WINE WITH…Risotto with Red Wine and Mushrooms
Risotto is usually served as a first course (primi
) in Italy, and is generally made with white wine. Substituting red wine makes this a much richer and more
complex dish, one that can stand alone as a simple but very satisfying main course. Pair it with meat, poultry or fish if you like, but we find it to be very gratifying on its own, accompanied perhaps by nothing more than a green salad. You could add a vegetable such as green beans, though in truth the mushrooms are so meaty in flavor and texture that you don’t really need anything else on the plate.
Use portobello, cremini, shitake or whatever mushrooms you prefer, or a mix of several different varieties.
Risotto With Red Wine and Mushrooms
Going against all tradition, we do not find it necessary to heat the liquid before adding it to the rice, nor do we stand and stir the risotto constantly while it cooks. That said, our general rule is to never really take our eyes off the stove when making risotto--whether we’re unloading the dishwasher or tearing up lettuce for salad we’re still watching the risotto. The key to successful risotto is to stir liquid into the rice the instant the previous batch of liquid has been absorbed.
For the Mushrooms:
2 tablespoons olive oil
½ cup diced onion (red or yellow)
3 cups sliced mushrooms
1 clove garlic, minced
1 tablespoon soy sauce or Worcestershire Sauce
Red pepper flakes (optional)
salt and pepper
For the Risotto:
1 tablespoon olive oil
1 cup diced onion (red or yellow)
1-2 cloves garlic, minced
2 cups arborio rice*
1 teaspoon thyme
2 cups deeply pigmented red wine such as Cabernet or Merlot
5-6 cups chicken or vegetable broth, or water
salt and pepper
red pepper flakes (optional)
1 tablespoon butter
1/3 cup freshly grated Parmigiano cheese, plus more to pass at the table
To cook the mushrooms, pour the 2 tablespoons of oil in a heavy braising pan or deep skillet. Stir in the onions and mushrooms and cook over medium heat, stirring frequently, for a minute or two, then add the garlic. Continue cooking for about five minutes, or until the mushrooms have softened. Stir in the soy sauce or Worcestershire and cook for another minute or two, or until any liquid has been absorbed. Taste for seasoning, then remove the mushrooms to a bowl. Do not wash out the skillet.
To cook the rice, add the tablespoon of oil to the skillet and stir in the onions and garlic. Over low-to-medium heat, cook the onions until they have begun to soften, then stir in the garlic and rice. Keep cooking until the grains of rice are thoroughly coated with oil, adding a little more oil if necessary. Add the thyme, then pour in the wine. Over medium heat, stir the mixture (adjusting the heat as necessary) until the rice has absorbed all the wine (this should take about 5 minutes). Immediately stir in about 1 cup of the stock or water, or enough to just cover the rice.
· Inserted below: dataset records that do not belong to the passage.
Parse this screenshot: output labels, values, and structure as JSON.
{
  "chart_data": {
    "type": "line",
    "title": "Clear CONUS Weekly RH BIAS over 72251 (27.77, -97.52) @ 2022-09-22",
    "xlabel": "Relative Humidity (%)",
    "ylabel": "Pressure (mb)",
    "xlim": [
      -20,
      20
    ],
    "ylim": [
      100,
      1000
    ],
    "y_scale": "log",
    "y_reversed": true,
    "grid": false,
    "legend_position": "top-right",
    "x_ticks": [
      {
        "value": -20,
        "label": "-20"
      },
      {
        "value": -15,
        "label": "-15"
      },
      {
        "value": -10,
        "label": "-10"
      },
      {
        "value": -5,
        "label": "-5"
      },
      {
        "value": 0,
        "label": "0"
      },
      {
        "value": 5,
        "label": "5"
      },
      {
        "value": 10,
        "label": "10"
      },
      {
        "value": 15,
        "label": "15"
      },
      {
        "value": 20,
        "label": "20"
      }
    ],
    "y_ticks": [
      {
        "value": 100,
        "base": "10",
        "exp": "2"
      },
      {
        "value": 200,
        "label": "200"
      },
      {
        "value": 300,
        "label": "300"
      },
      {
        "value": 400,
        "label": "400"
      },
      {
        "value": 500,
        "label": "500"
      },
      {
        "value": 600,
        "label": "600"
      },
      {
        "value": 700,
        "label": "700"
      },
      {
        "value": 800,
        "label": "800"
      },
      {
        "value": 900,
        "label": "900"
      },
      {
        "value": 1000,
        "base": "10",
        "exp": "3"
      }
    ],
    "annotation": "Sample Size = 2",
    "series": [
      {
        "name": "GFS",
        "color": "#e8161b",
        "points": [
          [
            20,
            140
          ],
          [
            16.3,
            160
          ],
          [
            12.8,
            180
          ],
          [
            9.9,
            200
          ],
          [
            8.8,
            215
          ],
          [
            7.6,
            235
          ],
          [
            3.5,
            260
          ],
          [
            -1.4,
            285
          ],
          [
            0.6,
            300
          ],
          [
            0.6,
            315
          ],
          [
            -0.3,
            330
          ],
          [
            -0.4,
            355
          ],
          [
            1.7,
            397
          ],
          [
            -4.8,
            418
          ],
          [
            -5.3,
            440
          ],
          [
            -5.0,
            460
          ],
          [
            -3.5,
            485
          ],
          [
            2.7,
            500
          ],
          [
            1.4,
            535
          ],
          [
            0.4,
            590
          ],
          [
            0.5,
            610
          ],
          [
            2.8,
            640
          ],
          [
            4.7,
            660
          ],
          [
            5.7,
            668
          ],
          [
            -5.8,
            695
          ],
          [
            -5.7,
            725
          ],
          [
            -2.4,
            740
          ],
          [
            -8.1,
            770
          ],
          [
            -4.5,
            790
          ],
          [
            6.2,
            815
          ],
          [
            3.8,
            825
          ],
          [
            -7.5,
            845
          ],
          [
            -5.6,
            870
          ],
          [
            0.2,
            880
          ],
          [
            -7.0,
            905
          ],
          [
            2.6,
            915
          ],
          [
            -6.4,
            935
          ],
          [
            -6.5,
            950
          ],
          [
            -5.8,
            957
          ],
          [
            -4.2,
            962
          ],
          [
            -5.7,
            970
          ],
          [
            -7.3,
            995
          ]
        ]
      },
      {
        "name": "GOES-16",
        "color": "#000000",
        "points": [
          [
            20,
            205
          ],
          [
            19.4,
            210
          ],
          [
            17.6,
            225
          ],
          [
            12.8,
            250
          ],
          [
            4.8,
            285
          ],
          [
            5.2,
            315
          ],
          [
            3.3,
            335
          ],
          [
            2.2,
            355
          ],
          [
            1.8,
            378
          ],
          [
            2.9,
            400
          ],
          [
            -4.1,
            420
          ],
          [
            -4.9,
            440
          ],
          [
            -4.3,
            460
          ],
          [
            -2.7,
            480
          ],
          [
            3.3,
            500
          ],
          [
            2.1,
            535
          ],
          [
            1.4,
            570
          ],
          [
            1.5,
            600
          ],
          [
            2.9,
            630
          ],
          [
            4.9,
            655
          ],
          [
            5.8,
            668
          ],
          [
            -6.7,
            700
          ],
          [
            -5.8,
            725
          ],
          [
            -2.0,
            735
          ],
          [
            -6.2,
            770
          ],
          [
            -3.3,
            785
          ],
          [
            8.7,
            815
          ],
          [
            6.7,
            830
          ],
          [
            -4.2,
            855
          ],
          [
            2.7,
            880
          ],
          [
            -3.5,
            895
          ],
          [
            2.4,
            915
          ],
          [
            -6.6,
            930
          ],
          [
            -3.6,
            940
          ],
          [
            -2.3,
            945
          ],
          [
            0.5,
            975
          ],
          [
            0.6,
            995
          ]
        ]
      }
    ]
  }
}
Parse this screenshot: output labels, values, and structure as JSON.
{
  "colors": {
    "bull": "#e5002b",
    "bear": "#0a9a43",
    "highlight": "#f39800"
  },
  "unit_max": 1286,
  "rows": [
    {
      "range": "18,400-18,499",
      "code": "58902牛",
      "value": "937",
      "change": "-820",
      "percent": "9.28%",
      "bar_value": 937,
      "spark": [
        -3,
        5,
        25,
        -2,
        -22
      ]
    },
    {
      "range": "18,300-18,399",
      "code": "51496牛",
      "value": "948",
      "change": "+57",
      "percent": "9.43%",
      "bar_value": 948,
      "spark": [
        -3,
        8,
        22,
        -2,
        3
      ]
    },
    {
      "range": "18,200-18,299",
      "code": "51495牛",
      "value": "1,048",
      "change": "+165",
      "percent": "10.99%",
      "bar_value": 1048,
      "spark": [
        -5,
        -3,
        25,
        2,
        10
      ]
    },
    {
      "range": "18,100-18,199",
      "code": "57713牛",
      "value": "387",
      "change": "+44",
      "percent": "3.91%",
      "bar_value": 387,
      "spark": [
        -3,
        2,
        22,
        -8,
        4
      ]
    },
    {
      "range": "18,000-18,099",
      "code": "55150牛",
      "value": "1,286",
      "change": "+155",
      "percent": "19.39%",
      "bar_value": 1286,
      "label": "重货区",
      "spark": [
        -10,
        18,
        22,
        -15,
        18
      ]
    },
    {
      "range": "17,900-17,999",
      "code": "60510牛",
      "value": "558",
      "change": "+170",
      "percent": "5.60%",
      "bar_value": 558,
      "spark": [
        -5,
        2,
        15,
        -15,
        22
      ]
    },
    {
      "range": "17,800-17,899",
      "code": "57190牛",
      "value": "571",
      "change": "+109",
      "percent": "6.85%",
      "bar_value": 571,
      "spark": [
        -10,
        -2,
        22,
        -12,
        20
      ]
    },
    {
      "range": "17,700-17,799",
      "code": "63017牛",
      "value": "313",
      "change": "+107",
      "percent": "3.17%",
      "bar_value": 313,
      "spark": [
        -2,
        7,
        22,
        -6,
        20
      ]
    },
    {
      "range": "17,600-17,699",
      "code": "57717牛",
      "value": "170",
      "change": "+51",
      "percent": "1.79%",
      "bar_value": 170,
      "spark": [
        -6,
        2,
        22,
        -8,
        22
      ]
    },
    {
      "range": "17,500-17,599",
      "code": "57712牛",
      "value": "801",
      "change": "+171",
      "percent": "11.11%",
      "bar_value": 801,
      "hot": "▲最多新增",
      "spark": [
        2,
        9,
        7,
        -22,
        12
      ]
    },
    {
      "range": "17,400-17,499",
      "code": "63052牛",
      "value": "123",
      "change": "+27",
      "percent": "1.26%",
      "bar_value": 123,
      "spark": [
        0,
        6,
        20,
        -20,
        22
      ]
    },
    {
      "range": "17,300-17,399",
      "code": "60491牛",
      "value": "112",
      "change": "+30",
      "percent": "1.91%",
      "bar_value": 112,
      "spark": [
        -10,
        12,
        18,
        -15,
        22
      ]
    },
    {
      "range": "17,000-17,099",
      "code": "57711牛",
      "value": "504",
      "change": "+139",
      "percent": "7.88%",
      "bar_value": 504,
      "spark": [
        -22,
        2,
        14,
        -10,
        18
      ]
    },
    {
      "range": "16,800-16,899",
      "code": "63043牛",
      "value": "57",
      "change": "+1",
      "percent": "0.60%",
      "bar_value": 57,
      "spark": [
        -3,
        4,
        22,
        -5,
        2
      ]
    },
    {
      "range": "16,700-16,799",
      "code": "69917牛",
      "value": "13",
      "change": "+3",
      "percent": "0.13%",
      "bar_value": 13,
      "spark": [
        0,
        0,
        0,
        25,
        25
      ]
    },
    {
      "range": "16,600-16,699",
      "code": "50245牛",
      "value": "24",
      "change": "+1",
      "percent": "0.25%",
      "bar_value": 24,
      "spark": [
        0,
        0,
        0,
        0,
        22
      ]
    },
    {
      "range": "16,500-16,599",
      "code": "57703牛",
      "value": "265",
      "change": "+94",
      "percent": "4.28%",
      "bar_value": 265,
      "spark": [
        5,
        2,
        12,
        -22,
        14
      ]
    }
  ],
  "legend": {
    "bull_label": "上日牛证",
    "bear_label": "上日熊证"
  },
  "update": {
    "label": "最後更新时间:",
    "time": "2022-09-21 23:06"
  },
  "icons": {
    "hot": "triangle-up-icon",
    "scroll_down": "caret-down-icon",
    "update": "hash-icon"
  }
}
Simmer the mixture over low heat, stirring it frequently, until almost all the liquid has been absorbed. Pour in another cup or so of stock or water, stir well, and let the mixture simmer, stirring it often and thoroughly, until the liquid is absorbed. Continue this process--adding liquid to the rice and stirring it frequently--until the rice is just tender (if you run out of broth, add water). Taste for seasoning, then turn off the heat and stir in the butter and cheese.
Transfer the risotto to a serving bowl. Add the mushrooms to the skillet and quickly reheat them. Spoon the mushrooms over the risotto and serve at once.
* Other good risotto rice varieties are carnaroli, vialone nano, baldo, or calriso.
* * *
We tried only red wines with this risotto since the rice itself develops such a red wine character on its own. And we discovered, somewhat to our surprise, that reds with quite different body types and tannin levels all worked just fine. Flavor rather than texture is what proves complementary in this pairing. So choose a red that you enjoy to drink on its own; odds are good that it will partner well with this earthy dish.